7 Responses to “Kids and Money”

  1. north georgia gal Says:

    It can be tricky to teach kids about money...but I agree...it is best to teach them while they are young. In our house, we all have chores that are to be done simply because we are a family and everyone must contribute. Their chores are not tied to their allowance. They get an allowance for being respectful and treating everyone in the family with respect.

  2. north georgia gal Says:

    I forgot to say also that I would suggest making your son put 10% into savings. It won't be much, but it gets him in the habit of saving 10% out of each "payday".

  3. whitestripe Says:

    I think it's best to assess what you personally do with your own money and whether or not you want to pass that onto your children. It can't be fair for a child to put 1/3 of their earnings into savings and charity if you don't do it yourself. I don't. With charity, I make a donation once a year, and it is nowhere near a third of my income - that would be crazy. I don't have children, but when we do, and we get to the stage of giving them allowance, I would want to instill in them the importance of long term and short term goals. Long term goals being a regular, smaller amount saved, for a larger purchase later on (like a car) and short term being slightly higher regular amounts for a smaller purchase (an electronic gadget, clothes etc).

  4. MonkeyMama Says:

    We pay our 5yo $2/week.

    It is not tied to chores. I wouldn't worry about the allowance thing. If you give your kid an allowance when they are 16 or 20, then you are looking at kids thinking money grows on trees. But, before they can work, it's just learning how to manage money, in my opinion. (We both had allowances until we were about 13).

    We don't do the 1/3 thing either. & i wouldn't do that with my kids. The kids end up saving all of their money, in a sense, at this age. To me, this is part of the learning process. If the kids wanted to take their $2 every week and blow it on candy, I would let them. They would then learn that they don't have anything saved for bigger purchases, etc. I'd probably encourage the 10% to savings thing when they got a real job. Maybe when they have more substantial income.

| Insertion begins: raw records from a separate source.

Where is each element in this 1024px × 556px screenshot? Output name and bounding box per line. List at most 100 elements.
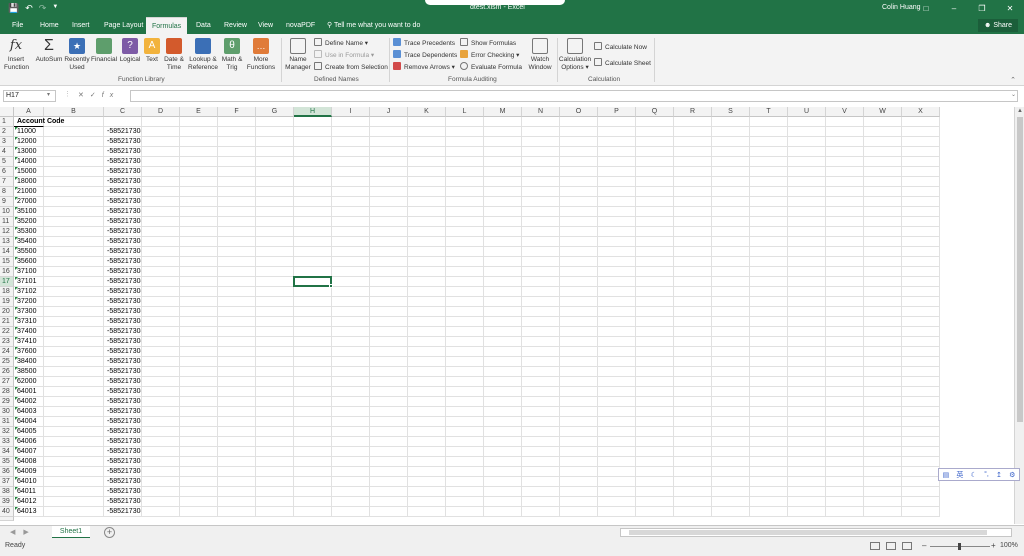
scroll-up-icon[interactable]: ▲ [1017, 108, 1023, 114]
empty-cell[interactable] [636, 257, 674, 267]
empty-cell[interactable] [522, 367, 560, 377]
value-cell[interactable]: -585217308.3 [104, 397, 142, 407]
empty-cell[interactable] [788, 447, 826, 457]
value-cell[interactable]: -585217308.3 [104, 417, 142, 427]
empty-cell[interactable] [484, 297, 522, 307]
empty-cell[interactable] [598, 307, 636, 317]
empty-cell[interactable] [218, 227, 256, 237]
empty-cell[interactable] [294, 417, 332, 427]
column-header-q[interactable]: Q [636, 107, 674, 117]
empty-cell[interactable] [256, 357, 294, 367]
empty-cell[interactable] [180, 167, 218, 177]
account-code-cell[interactable]: 21000 [14, 187, 44, 197]
empty-cell[interactable] [256, 197, 294, 207]
empty-cell[interactable] [902, 237, 940, 247]
empty-cell[interactable] [294, 457, 332, 467]
empty-cell[interactable] [218, 447, 256, 457]
empty-cell[interactable] [712, 217, 750, 227]
tab-data[interactable]: Data [190, 17, 217, 34]
empty-cell[interactable] [142, 177, 180, 187]
empty-cell[interactable] [408, 447, 446, 457]
empty-cell[interactable] [750, 137, 788, 147]
empty-cell[interactable] [142, 437, 180, 447]
empty-cell[interactable] [674, 227, 712, 237]
empty-cell[interactable] [864, 117, 902, 127]
empty-cell[interactable] [142, 427, 180, 437]
empty-cell[interactable] [332, 357, 370, 367]
empty-cell[interactable] [560, 377, 598, 387]
empty-cell[interactable] [674, 217, 712, 227]
empty-cell[interactable] [522, 427, 560, 437]
empty-cell[interactable] [826, 297, 864, 307]
empty-cell[interactable] [522, 297, 560, 307]
empty-cell[interactable] [370, 387, 408, 397]
empty-cell[interactable] [370, 227, 408, 237]
empty-cell[interactable] [408, 467, 446, 477]
empty-cell[interactable] [750, 467, 788, 477]
empty-cell[interactable] [218, 257, 256, 267]
empty-cell[interactable] [788, 247, 826, 257]
column-header-o[interactable]: O [560, 107, 598, 117]
empty-cell[interactable] [408, 347, 446, 357]
empty-cell[interactable] [446, 277, 484, 287]
empty-cell[interactable] [712, 297, 750, 307]
empty-cell[interactable] [256, 287, 294, 297]
empty-cell[interactable] [560, 247, 598, 257]
empty-cell[interactable] [560, 367, 598, 377]
empty-cell[interactable] [332, 447, 370, 457]
empty-cell[interactable] [826, 287, 864, 297]
empty-cell[interactable] [598, 247, 636, 257]
empty-cell[interactable] [446, 417, 484, 427]
empty-cell[interactable] [864, 297, 902, 307]
empty-cell[interactable] [750, 187, 788, 197]
empty-cell[interactable] [218, 247, 256, 257]
empty-cell[interactable] [598, 357, 636, 367]
minimize-icon[interactable]: – [940, 0, 968, 17]
row-header[interactable]: 27 [0, 377, 14, 387]
empty-cell[interactable] [598, 497, 636, 507]
empty-cell[interactable] [788, 497, 826, 507]
empty-cell[interactable] [788, 227, 826, 237]
empty-cell[interactable] [522, 287, 560, 297]
empty-cell[interactable] [788, 307, 826, 317]
empty-cell[interactable] [446, 497, 484, 507]
empty-cell[interactable] [44, 457, 104, 467]
empty-cell[interactable] [712, 187, 750, 197]
empty-cell[interactable] [864, 147, 902, 157]
empty-cell[interactable] [446, 337, 484, 347]
empty-cell[interactable] [370, 117, 408, 127]
column-header-g[interactable]: G [256, 107, 294, 117]
empty-cell[interactable] [902, 427, 940, 437]
empty-cell[interactable] [370, 457, 408, 467]
empty-cell[interactable] [712, 267, 750, 277]
empty-cell[interactable] [294, 307, 332, 317]
value-cell[interactable]: -585217308.3 [104, 247, 142, 257]
empty-cell[interactable] [674, 477, 712, 487]
empty-cell[interactable] [636, 377, 674, 387]
row-header[interactable]: 17 [0, 277, 14, 287]
column-header-v[interactable]: V [826, 107, 864, 117]
empty-cell[interactable] [712, 287, 750, 297]
empty-cell[interactable] [484, 437, 522, 447]
empty-cell[interactable] [370, 477, 408, 487]
account-code-cell[interactable]: 12000 [14, 137, 44, 147]
empty-cell[interactable] [560, 357, 598, 367]
empty-cell[interactable] [636, 317, 674, 327]
account-code-cell[interactable]: 14000 [14, 157, 44, 167]
account-code-cell[interactable]: 13000 [14, 147, 44, 157]
empty-cell[interactable] [332, 167, 370, 177]
empty-cell[interactable] [712, 197, 750, 207]
account-code-cell[interactable]: 38500 [14, 367, 44, 377]
account-code-cell[interactable]: 64010 [14, 477, 44, 487]
empty-cell[interactable] [598, 267, 636, 277]
empty-cell[interactable] [598, 197, 636, 207]
account-code-cell[interactable]: 64012 [14, 497, 44, 507]
empty-cell[interactable] [142, 297, 180, 307]
empty-cell[interactable] [484, 357, 522, 367]
empty-cell[interactable] [332, 417, 370, 427]
empty-cell[interactable] [218, 117, 256, 127]
empty-cell[interactable] [712, 367, 750, 377]
account-code-cell[interactable]: 35600 [14, 257, 44, 267]
account-code-cell[interactable]: 18000 [14, 177, 44, 187]
empty-cell[interactable] [826, 147, 864, 157]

    On the charity - I think charity is good, but we focus much more on non-cash giving. I know way too many examples of broke/bankrupt people giving way more than they can. Which is also why I think 1/3 would be absurd. I'd much rather encourage my kids to find other ways to be giving.

    We just put their allowance in their piggy banks, and deposit it in their savings account when it gets to be a lot.

  5. Gayle Says:

    Currently, the only "use" we learn about is to spend. The most valuable habit we can instill in our kids is the habit of saving to invest. The only way out of The Money Trap is by "using" some of our money to make more money. If we spend it all, the only way we can get more is by trading our time. Let your money trade ITS time, so you can use your time another way.

    When kids start the habit of saving to invest, and actually using that money to make more, they learn from a young age that they have the power to create any financial reality they choose. That's what we want kids to know. That they are in charge of their decisions and that there are consequences. Money is a great teacher that way.

    Playing games that introduce empowering ideas about money is a great way to learn this together. Check out "Blast The Money Trap", by the Money Academy.

  6. MomEsq Says:

    After much discussion (and some input from the 5 year old) the decision was $2.00/week, not connected to chores. Since he hasn't indicated he wants to do anything with the money yet, I'll deal with how to save and spend as it comes up. (Although I am going to tell him the basics about saving vs. spending). The funds will go to the piggy bank and then to the savings account. We'll meet, pick a family charity every quarter and everyone will contribute something (not necessarily money).

  7. MonkeyMama Says:

    That's great! I just wanted to add that I would think any plan would be very individual to the family. Like whitestripe said. But wanted to share some of the thinking behind why we do certain things one way or another.